Another Room in Another Town
We branded images into our arms with warped paperclips that we heated and bent into an assortment of shapes. Sitting in a semicircle on the kitchen floor we watched bubbles squeeze out from beneath the dishwasher door. One of us (I can’t remember who) had used dish soap instead of the designated multicolored pods.
A jug of wine passed around. A shared cigarette. A book called Nuns Having Fun. My favorite picture showed a big-boned nun caught mid-scream of laughter, facing the cameraman while her skinny nun friend chugged a pitcher of beer next to her. I eventually ripped that picture out for wall decoration. It followed me from friend’s couch to apartment to house. I don’t remember when I lost it.
There was a makeshift bedroom in the corner of the living room made from sheets pinned to the ceiling above. Inside was my bed, though by then it had become the cat’s litter box. All my clothes smelled like cat urine because I had fallen asleep before folding them, leaving them on the mattress inside the fort for the cats to mark as their own. In the tent, next to the bed, sat a small TV/VCR combo on top of an upside-down laundry hamper. beside the TV, I kept an aluminum tea tin stamped with Eastern art that was full of Valium. I made sure the apartment knew Valium was my favorite. They assured me they already knew.
All the doors had chunks ripped from the wood; from previous tenants prying their way back in after locking themselves out or SWAT boots kicking them open during raids, or robberies long forgotten. There were scratches too, from a former owner’s dog. We emptied the ashtrays out the window and watched them rain down on the tenant below us while he smoked his after-work cigarette. There was a loud “HEY!” as cigarette butts and rejected marijuana seeds poured onto his head. Laughing, we turned off all the lights and hid like children in different corners of the apartment. There were no repercussions from our blue-collar neighbor that evening.
Later, I hugged an electrical box that was either a VCR or a DVD player to my chest. My mind flooded with research chemicals. I told the room that “everything was lemons.” I felt acidic and bleached. There was a moment, while everyone’s peaking, when the TV was hijacked by a screaming face that all four of us could see. None of us screamed. We just folded inward in quiet panic until someone realized it was just part of the movie that had started while we were distracted. We laughed carefully and reassured each other that we had, in fact, peaked.
A friend of one of my roommates kicked the door open like it had been kicked in a hundred times before and pointed a modified electric drill at us.

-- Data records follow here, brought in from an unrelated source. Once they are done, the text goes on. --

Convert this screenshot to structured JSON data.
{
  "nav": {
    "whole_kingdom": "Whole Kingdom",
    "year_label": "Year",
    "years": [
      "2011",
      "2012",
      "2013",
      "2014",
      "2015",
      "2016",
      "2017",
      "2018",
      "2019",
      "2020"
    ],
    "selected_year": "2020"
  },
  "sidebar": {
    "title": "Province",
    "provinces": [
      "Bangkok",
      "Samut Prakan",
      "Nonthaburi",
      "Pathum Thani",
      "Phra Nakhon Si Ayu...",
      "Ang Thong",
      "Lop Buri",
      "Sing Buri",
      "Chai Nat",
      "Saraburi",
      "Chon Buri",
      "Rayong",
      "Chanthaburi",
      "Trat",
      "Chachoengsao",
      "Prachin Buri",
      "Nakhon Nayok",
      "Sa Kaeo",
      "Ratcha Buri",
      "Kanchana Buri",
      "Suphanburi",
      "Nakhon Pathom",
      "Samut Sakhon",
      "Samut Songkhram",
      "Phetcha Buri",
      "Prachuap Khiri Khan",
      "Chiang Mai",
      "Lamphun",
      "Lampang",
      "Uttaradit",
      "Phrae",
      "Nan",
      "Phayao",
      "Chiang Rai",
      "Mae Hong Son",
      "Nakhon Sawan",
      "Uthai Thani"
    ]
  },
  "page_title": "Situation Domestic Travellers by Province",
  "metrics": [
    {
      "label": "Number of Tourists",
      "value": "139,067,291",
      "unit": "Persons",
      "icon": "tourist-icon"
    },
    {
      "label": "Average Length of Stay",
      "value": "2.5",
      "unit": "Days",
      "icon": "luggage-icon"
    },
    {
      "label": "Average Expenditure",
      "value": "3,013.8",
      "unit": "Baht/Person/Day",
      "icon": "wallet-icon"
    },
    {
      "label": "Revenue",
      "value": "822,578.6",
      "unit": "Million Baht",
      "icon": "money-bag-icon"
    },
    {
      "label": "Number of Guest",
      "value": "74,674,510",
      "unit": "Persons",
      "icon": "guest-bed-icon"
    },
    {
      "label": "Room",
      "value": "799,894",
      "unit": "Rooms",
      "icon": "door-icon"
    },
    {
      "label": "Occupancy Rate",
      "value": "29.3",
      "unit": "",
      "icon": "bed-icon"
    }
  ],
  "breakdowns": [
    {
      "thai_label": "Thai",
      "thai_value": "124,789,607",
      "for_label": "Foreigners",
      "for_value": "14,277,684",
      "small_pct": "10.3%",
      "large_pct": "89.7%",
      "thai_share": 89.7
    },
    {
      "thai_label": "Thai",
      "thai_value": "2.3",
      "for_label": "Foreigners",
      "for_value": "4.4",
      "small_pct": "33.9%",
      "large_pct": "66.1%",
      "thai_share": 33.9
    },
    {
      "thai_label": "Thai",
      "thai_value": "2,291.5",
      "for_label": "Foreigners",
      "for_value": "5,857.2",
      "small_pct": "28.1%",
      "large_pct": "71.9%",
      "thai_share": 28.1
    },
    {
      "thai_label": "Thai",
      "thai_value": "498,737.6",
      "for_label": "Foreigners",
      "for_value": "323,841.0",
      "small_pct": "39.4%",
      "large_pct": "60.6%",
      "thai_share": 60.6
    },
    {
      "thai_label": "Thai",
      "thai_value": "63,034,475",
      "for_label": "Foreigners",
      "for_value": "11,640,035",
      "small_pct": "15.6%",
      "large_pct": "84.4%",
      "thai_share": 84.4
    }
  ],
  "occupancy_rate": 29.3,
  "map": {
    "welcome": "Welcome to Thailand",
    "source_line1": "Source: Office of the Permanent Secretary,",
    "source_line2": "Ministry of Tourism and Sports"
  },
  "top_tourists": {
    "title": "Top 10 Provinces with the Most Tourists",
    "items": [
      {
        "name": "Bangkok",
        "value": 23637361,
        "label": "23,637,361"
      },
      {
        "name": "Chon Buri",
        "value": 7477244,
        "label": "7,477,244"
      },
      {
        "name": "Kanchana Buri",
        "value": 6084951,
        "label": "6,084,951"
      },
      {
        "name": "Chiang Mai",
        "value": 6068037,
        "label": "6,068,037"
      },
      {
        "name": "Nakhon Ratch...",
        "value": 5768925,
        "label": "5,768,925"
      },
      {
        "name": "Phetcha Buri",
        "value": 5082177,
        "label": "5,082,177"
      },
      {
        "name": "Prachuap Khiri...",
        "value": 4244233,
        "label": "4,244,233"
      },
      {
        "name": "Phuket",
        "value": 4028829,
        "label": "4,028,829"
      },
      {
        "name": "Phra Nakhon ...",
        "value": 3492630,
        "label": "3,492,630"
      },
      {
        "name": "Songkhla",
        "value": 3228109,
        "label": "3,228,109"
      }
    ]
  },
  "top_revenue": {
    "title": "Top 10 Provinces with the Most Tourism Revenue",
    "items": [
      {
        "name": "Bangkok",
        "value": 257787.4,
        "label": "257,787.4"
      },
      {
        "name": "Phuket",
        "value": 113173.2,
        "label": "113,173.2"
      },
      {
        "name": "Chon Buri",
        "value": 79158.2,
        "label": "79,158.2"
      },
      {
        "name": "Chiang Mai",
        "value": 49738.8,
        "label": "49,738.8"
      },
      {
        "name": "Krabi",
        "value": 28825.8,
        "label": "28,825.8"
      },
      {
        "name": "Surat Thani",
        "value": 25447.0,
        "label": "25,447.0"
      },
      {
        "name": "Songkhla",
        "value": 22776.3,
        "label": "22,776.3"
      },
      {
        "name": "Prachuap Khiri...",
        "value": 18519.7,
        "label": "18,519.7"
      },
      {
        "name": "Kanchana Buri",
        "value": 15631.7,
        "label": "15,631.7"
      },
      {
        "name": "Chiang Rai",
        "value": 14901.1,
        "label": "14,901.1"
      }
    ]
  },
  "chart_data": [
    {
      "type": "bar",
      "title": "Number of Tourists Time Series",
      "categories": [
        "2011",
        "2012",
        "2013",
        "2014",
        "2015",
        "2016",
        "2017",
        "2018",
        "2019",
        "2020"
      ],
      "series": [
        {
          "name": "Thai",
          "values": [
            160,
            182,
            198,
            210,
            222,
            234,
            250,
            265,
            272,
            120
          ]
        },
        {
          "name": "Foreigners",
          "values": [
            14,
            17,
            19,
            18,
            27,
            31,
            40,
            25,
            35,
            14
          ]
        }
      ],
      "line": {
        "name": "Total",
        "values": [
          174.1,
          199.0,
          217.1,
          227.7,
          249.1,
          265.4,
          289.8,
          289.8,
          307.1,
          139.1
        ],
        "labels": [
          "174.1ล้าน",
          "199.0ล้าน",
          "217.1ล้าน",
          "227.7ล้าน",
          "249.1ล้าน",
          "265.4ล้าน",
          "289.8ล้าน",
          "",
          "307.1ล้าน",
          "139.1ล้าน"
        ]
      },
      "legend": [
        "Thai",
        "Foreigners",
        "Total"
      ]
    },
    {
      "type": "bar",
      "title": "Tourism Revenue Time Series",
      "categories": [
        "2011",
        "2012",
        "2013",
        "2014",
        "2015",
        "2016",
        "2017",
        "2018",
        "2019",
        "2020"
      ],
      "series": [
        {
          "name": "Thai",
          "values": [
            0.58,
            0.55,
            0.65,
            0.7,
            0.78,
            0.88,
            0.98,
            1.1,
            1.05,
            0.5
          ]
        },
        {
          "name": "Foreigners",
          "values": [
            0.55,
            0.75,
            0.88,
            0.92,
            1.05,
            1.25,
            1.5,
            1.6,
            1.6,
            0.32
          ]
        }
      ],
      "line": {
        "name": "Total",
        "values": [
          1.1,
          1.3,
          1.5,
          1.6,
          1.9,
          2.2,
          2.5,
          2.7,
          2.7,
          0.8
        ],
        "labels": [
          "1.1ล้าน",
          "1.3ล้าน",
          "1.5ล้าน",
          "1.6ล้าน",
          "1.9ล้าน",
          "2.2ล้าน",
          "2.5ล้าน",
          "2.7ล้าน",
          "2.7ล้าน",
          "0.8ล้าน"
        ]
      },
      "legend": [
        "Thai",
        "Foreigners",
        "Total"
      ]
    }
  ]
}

It whirred and threw sparks as the mechanism inside spun manically. We screamed this time. He apologized, not realizing our state of mind, and then became annoyed when there was no free LSD left. He proceeded to do his own drugs in his own way.
I held my love on the couch, her blonde hair creating a beard across my face, while the late arrival played Pink Floyd on an acoustic guitar. The music was beautiful and tangible, reverberating through my body. I stared up at the popcorn ceiling and wondered if I was happy.
I discovered that I was.
Outside, the night did what it always did and threw our window light out into the neighboring blocks. We were just another lit window in another town; full of people who knew each other and would one day be separated by time, or death, or sobriety, or work, or sickness, or poverty, or loneliness.